Edge-KI-Systeme gewinnen zunehmend an Rechenleistung durch spezialisierte NPUs und heterogene SoC-Architekturen. Doch selbst die schnellste lokale Inferenz nützt wenig, wenn die Anbindung an Cloud-Dienste, andere Endgeräte oder Steuerungssysteme zum Flaschenhals wird. Der Beitrag argumentiert, dass Konnektivität nicht länger als nachgelagerte Integrationsaufgabe behandelt werden sollte, sondern als gleichberechtigter Bestandteil der Systemarchitektur von Beginn an.
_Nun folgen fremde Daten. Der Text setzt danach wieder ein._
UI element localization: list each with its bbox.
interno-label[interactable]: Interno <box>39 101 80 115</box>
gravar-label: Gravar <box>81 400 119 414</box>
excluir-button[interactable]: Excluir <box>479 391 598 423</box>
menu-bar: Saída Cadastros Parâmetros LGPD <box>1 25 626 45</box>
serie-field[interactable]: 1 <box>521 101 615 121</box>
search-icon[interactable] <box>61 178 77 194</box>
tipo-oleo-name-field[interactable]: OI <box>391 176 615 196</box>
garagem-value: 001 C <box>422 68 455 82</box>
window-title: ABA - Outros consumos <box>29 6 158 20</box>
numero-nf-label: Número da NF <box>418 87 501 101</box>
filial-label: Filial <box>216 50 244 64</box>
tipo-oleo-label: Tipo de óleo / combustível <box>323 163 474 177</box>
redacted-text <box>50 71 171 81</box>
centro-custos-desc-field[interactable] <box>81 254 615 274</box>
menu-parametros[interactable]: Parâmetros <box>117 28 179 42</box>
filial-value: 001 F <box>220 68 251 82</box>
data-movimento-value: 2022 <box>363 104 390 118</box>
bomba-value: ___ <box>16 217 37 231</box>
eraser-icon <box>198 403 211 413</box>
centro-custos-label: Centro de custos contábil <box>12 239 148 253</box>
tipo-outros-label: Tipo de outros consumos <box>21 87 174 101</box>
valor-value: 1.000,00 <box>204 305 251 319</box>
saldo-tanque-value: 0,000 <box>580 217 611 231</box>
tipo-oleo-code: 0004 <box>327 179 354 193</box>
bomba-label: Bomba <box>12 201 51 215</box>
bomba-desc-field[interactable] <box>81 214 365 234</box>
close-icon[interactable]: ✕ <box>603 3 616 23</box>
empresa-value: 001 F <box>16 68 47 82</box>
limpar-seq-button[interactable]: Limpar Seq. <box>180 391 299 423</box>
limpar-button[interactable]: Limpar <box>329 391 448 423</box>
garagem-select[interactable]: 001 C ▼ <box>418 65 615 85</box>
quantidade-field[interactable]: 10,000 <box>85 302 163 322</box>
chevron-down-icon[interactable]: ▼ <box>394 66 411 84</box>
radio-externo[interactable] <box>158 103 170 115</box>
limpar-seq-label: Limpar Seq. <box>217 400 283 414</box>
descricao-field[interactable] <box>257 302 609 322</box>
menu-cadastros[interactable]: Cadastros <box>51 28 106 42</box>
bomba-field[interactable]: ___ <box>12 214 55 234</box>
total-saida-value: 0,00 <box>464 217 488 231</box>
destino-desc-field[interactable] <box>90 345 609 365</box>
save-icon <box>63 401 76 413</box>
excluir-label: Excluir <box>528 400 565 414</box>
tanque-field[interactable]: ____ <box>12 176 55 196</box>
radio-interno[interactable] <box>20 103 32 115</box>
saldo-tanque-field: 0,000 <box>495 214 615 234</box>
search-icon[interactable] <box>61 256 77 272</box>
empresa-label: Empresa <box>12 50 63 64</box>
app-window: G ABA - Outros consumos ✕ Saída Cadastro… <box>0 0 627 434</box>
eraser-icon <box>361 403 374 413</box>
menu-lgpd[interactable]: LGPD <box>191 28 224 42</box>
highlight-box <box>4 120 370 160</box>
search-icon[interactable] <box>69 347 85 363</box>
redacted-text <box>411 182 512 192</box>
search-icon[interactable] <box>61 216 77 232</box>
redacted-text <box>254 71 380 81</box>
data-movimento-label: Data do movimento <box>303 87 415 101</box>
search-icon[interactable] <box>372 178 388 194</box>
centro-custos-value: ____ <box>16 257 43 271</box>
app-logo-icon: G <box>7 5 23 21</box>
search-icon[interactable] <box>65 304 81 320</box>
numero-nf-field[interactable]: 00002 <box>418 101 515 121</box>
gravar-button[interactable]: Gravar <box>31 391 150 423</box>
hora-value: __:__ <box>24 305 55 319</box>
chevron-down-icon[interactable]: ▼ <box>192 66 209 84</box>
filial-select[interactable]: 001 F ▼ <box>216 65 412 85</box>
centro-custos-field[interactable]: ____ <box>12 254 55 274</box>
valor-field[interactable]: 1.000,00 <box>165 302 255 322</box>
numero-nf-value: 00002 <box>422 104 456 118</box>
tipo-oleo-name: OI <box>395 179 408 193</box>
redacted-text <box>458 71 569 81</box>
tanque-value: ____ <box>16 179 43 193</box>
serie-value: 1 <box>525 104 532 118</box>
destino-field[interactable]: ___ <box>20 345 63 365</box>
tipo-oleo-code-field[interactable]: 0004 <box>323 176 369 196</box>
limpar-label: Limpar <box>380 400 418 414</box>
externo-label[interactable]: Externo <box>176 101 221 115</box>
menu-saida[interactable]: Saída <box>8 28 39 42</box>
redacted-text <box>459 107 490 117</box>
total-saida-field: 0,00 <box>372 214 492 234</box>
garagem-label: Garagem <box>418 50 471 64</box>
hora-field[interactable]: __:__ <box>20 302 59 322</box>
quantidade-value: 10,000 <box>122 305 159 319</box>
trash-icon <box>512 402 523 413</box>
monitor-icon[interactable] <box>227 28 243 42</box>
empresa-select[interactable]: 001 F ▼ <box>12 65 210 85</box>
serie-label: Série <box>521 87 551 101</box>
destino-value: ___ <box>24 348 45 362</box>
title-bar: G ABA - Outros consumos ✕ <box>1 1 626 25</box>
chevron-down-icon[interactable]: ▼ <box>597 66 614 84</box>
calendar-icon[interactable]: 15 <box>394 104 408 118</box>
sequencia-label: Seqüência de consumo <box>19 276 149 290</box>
Im Zentrum steht dabei der Übergang zu Wi-Fi 7, das mit Multi-Link Operation, breiteren Kanälen und geringerer Latenz neue Möglichkeiten für Echtzeit-Anwendungen an der Edge eröffnet. Gleichzeitig steigen die Anforderungen an nahtlose Übergaben zwischen Funkstandards und Netzwerken, insbesondere wenn KI-Modelle kontinuierlich Daten synchronisieren oder Modell-Updates empfangen müssen. Verzögerungen oder Instabilitäten in der Verbindung wirken sich direkt auf die wahrgenommene Intelligenz und Zuverlässigkeit des Systems aus.
Sicherheit als integraler Bestandteil
Ein weiterer Schwerpunkt liegt auf der Sicherheitsarchitektur. Da Edge-Geräte zunehmend sensible Daten lokal verarbeiten und gleichzeitig vernetzt bleiben, müssen Verschlüsselung, Authentifizierung und sichere Firmware-Updates von Anfang an mitgedacht werden, statt nachträglich aufgesetzt zu werden. Dies betrifft sowohl die Chipebene, etwa durch Hardware-Root-of-Trust-Mechanismen, als auch die Protokollebene der drahtlosen Kommunikation.
Für Halbleiterhersteller und Systemdesigner bedeutet dies eine engere Verzahnung von Compute-, Konnektivitäts- und Sicherheits-IP bereits in der frühen Architekturphase. Die Wahl des Funkmoduls, die Integration von Sicherheitsfunktionen und die Optimierung der KI-Beschleuniger müssen als gemeinsames Systemdesign betrachtet werden, um Edge-KI-Anwendungen tatsächlich robust und praxistauglich zu machen.